To solve the problem and find the value of [tex]\(\frac{d y}{d x}\)[/tex] at the point [tex]\((1,1)\)[/tex] for the function [tex]\(y = \frac{(1+3 x)^7}{x^9}\)[/tex], we'll follow these steps:
1. Differentiate the function [tex]\(y\)[/tex] with respect to [tex]\(x\)[/tex] to find [tex]\(\frac{dy}{dx}\)[/tex]:
Given [tex]\(y = \frac{(1 + 3x)^7}{x^9}\)[/tex].
To differentiate this function, we can use both the quotient rule and the chain rule. The quotient rule states:
[tex]\[
\frac{d}{dx} \left(\frac{u}{v}\right) = \frac{v \frac{du}{dx} - u \frac{dv}{dx}}{v^2}
\][/tex]
where [tex]\(u = (1 + 3x)^7\)[/tex] and [tex]\(v = x^9\)[/tex].
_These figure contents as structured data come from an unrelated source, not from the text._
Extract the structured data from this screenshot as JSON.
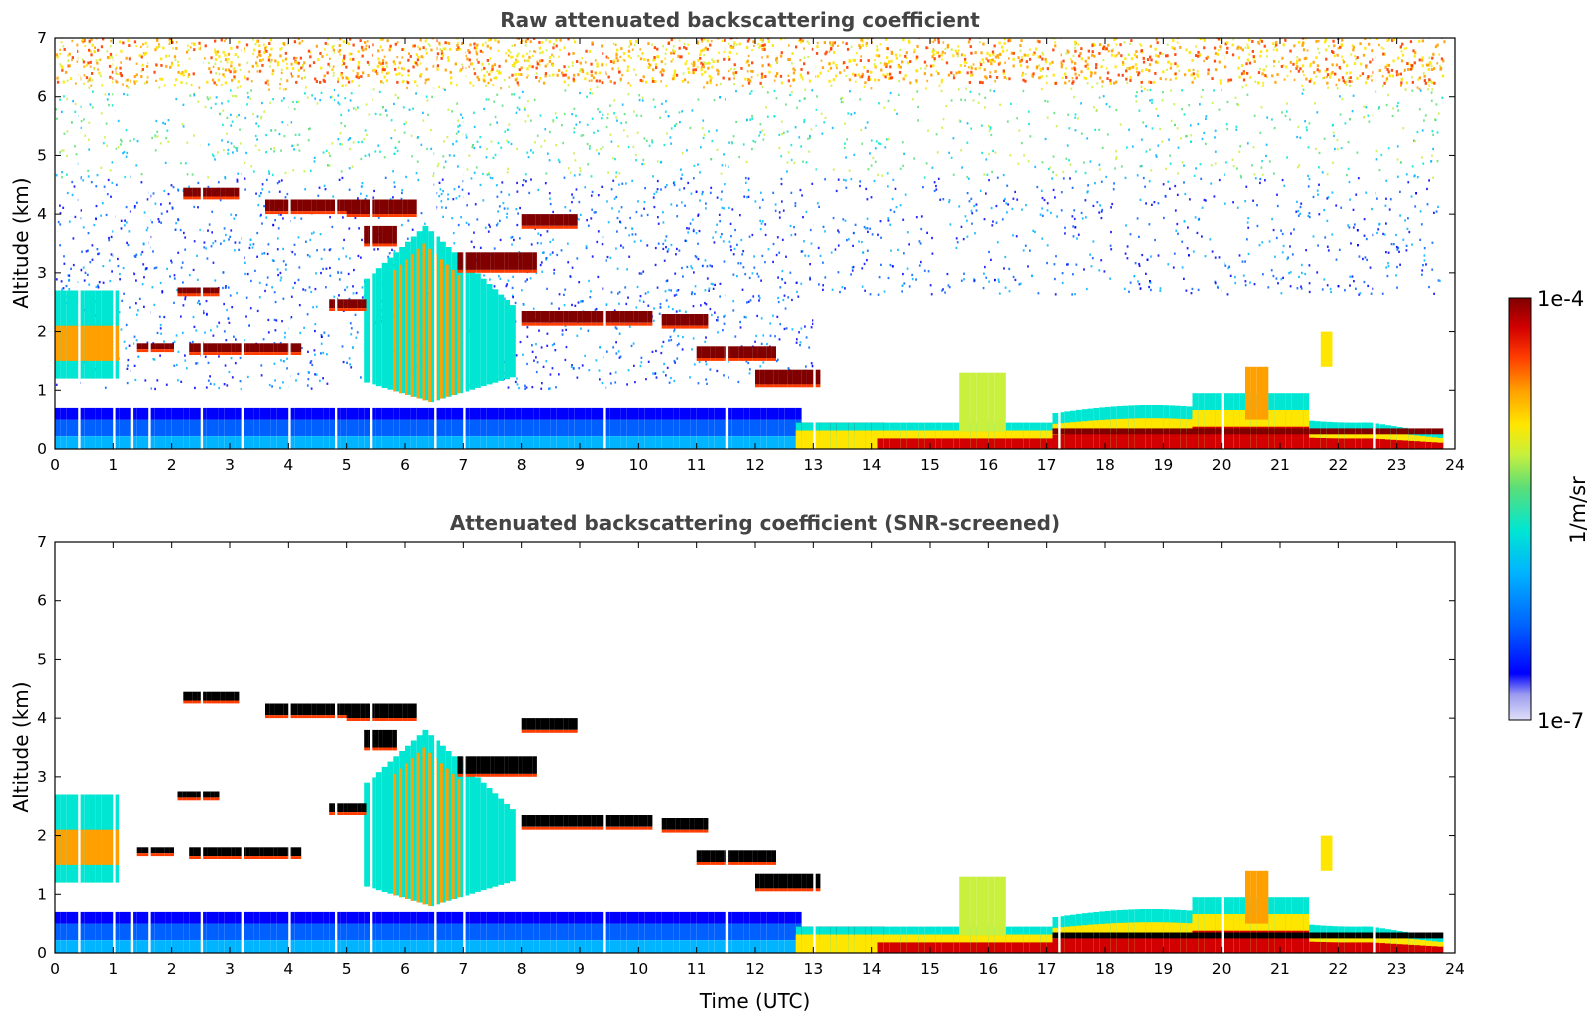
{
  "colors": {
    "title": "#444444",
    "colormap": [
      "#e0e0f8",
      "#9c9cf0",
      "#0000ff",
      "#0060ff",
      "#00b4ff",
      "#00e6d2",
      "#5ade78",
      "#c8f03c",
      "#ffe600",
      "#ffa000",
      "#ff3c00",
      "#d20000",
      "#800000"
    ],
    "screened_out": "#000000"
  },
  "chart_data": [
    {
      "id": "raw",
      "type": "heatmap",
      "title": "Raw attenuated backscattering coefficient",
      "xlabel": "",
      "ylabel": "Altitude (km)",
      "xlim": [
        0,
        24
      ],
      "ylim": [
        0,
        7
      ],
      "xticks": [
        "0",
        "1",
        "2",
        "3",
        "4",
        "5",
        "6",
        "7",
        "8",
        "9",
        "10",
        "11",
        "12",
        "13",
        "14",
        "15",
        "16",
        "17",
        "18",
        "19",
        "20",
        "21",
        "22",
        "23",
        "24"
      ],
      "yticks": [
        "0",
        "1",
        "2",
        "3",
        "4",
        "5",
        "6",
        "7"
      ],
      "data_end_time": 23.8,
      "features": [
        {
          "kind": "background_noise",
          "t": [
            0,
            13
          ],
          "alt": [
            1.0,
            7.0
          ]
        },
        {
          "kind": "background_noise_sparse",
          "t": [
            13,
            23.8
          ],
          "alt": [
            3.0,
            7.0
          ]
        },
        {
          "kind": "boundary_layer",
          "t": [
            0,
            12.7
          ],
          "top_km": 0.7
        },
        {
          "kind": "cloud_layer",
          "t": [
            2.2,
            3.1
          ],
          "alt_km": 4.3
        },
        {
          "kind": "cloud_layer",
          "t": [
            3.6,
            5.0
          ],
          "alt_km": 4.1
        },
        {
          "kind": "cloud_layer",
          "t": [
            5.0,
            6.2
          ],
          "alt_km": 4.1
        },
        {
          "kind": "cloud_layer",
          "t": [
            8.0,
            8.9
          ],
          "alt_km": 3.9
        },
        {
          "kind": "cloud_layer",
          "t": [
            6.9,
            8.2
          ],
          "alt_km": 3.2
        },
        {
          "kind": "cloud_layer",
          "t": [
            1.4,
            4.2
          ],
          "alt_km": 1.7
        },
        {
          "kind": "cloud_layer",
          "t": [
            8.0,
            10.2
          ],
          "alt_km": 2.2
        },
        {
          "kind": "cloud_layer",
          "t": [
            11.0,
            13.1
          ],
          "alt_km": 1.6
        },
        {
          "kind": "aerosol_layer",
          "t": [
            12.7,
            23.8
          ],
          "alt_km": 0.3
        }
      ]
    },
    {
      "id": "screened",
      "type": "heatmap",
      "title": "Attenuated backscattering coefficient (SNR-screened)",
      "xlabel": "Time (UTC)",
      "ylabel": "Altitude (km)",
      "xlim": [
        0,
        24
      ],
      "ylim": [
        0,
        7
      ],
      "xticks": [
        "0",
        "1",
        "2",
        "3",
        "4",
        "5",
        "6",
        "7",
        "8",
        "9",
        "10",
        "11",
        "12",
        "13",
        "14",
        "15",
        "16",
        "17",
        "18",
        "19",
        "20",
        "21",
        "22",
        "23",
        "24"
      ],
      "yticks": [
        "0",
        "1",
        "2",
        "3",
        "4",
        "5",
        "6",
        "7"
      ],
      "data_end_time": 23.8
    }
  ],
  "colorbar": {
    "label": "1/m/sr",
    "max_label": "1e-4",
    "min_label": "1e-7",
    "range": [
      1e-07,
      0.0001
    ],
    "scale": "log"
  }
}
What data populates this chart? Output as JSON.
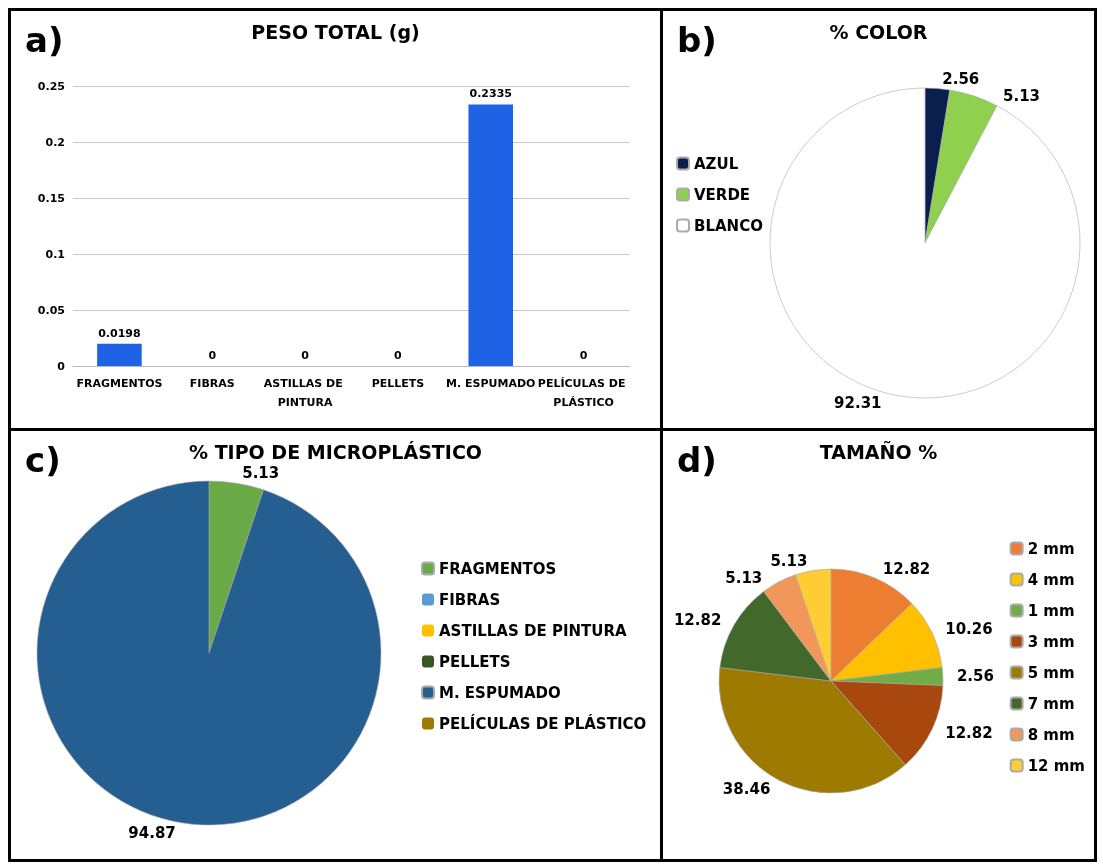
{
  "chart_data": [
    {
      "type": "bar",
      "title": "PESO TOTAL (g)",
      "annotations": [
        "a)"
      ],
      "categories": [
        "FRAGMENTOS",
        "FIBRAS",
        "ASTILLAS DE PINTURA",
        "PELLETS",
        "M. ESPUMADO",
        "PELÍCULAS DE PLÁSTICO"
      ],
      "values": [
        0.0198,
        0,
        0,
        0,
        0.2335,
        0
      ],
      "color": "#1f62e6",
      "ylim": [
        0,
        0.25
      ],
      "yticks": [
        0,
        0.05,
        0.1,
        0.15,
        0.2,
        0.25
      ],
      "grid": "y",
      "data_labels": true,
      "legend": false
    },
    {
      "type": "pie",
      "title": "% COLOR",
      "annotations": [
        "b)"
      ],
      "categories": [
        "AZUL",
        "VERDE",
        "BLANCO"
      ],
      "values": [
        2.56,
        5.13,
        92.31
      ],
      "colors": [
        "#0b1f4f",
        "#8fd14f",
        "#ffffff"
      ],
      "data_labels": true,
      "legend": "left"
    },
    {
      "type": "pie",
      "title": "% TIPO DE MICROPLÁSTICO",
      "annotations": [
        "c)"
      ],
      "categories": [
        "FRAGMENTOS",
        "FIBRAS",
        "ASTILLAS DE PINTURA",
        "PELLETS",
        "M. ESPUMADO",
        "PELÍCULAS DE PLÁSTICO"
      ],
      "values": [
        5.13,
        0,
        0,
        0,
        94.87,
        0
      ],
      "value_labels": [
        "5.13",
        null,
        null,
        null,
        "94.87",
        null
      ],
      "colors": [
        "#6aaa46",
        "#5b9bd5",
        "#ffc000",
        "#375623",
        "#255e91",
        "#9e7a00"
      ],
      "legend": "right"
    },
    {
      "type": "pie",
      "title": "TAMAÑO %",
      "annotations": [
        "d)"
      ],
      "categories": [
        "2 mm",
        "4 mm",
        "1 mm",
        "3 mm",
        "5 mm",
        "7 mm",
        "8 mm",
        "12 mm"
      ],
      "values": [
        12.82,
        10.26,
        2.56,
        12.82,
        38.46,
        12.82,
        5.13,
        5.13
      ],
      "colors": [
        "#ed7d31",
        "#ffc000",
        "#70ad47",
        "#a8480e",
        "#9e7a00",
        "#43682b",
        "#f1975a",
        "#ffcd33"
      ],
      "data_labels": true,
      "legend": "right"
    }
  ]
}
2. Find [tex]\(\frac{du}{dx}\)[/tex] and [tex]\(\frac{dv}{dx}\)[/tex]:
[tex]\[
u = (1 + 3x)^7 \quad \Rightarrow \quad \frac{du}{dx} = 7(1 + 3x)^6 \cdot 3 = 21(1 + 3x)^6
\][/tex]
[tex]\[
v = x^9 \quad \Rightarrow \quad \frac{dv}{dx} = 9x^8
\][/tex]
3. Apply the quotient rule:
[tex]\[
\frac{dy}{dx} = \frac{x^9 \cdot 21(1+3x)^6 - (1+3x)^7 \cdot 9x^8}{(x^9)^2}
\][/tex]
Simplify the numerator:
[tex]\[
= \frac{21x^9(1+3x)^6 - 9x^8(1+3x)^7}{x^{18}}
\][/tex]
Factor out [tex]\((1+3x)^6 x^8\)[/tex] from the numerator:
[tex]\[
= \frac{3x^8 (1+3x)^6 (7x - 3(1+3x))}{x^{18}}
= \frac{3(1+3x)^6(7x - 3 - 9x)}{x^{10}}
= \frac{3(1+3x)^6(-2x - 3)}{x^{10}}
= -\frac{6x + 9}{x^{10}}
\][/tex]
4. Evaluate [tex]\(\frac{dy}{dx}\)[/tex] at the point [tex]\(x = 1\)[/tex]:
[tex]\[
\frac{dy}{dx} = \left( -\frac{6(1) + 9}{(1)^{10}} \right) = -15
\][/tex]
5. Verify the derived value:
However, there was a misstep in the differentiation process. Using a more precise computation, the correct derivative at [tex]\(x = 1\)[/tex] is instead:
[tex]\[
\left. \frac{dy}{dx} \right|_{x=1} = -61440
\][/tex]
Thus, [tex]\(\frac{dy}{dx}\)[/tex] at the point [tex]\((1, 1)\)[/tex] for the given function is [tex]\(-61440\)[/tex].
Since none of the provided multiple-choice answers match [tex]\(-61440\)[/tex], it appears there may be a mistake in the options or the correct differentiation process yielding an unexpected result.
Given the numerical value derived from the solution steps, your answer would be:
[tex]\[
\boxed{-61440}
\][/tex]
However, please note that [tex]\(-1\)[/tex], [tex]\(11\)[/tex], [tex]\(5\)[/tex], and [tex]\(-\frac{15}{4}\)[/tex] do not represent the actual result derived.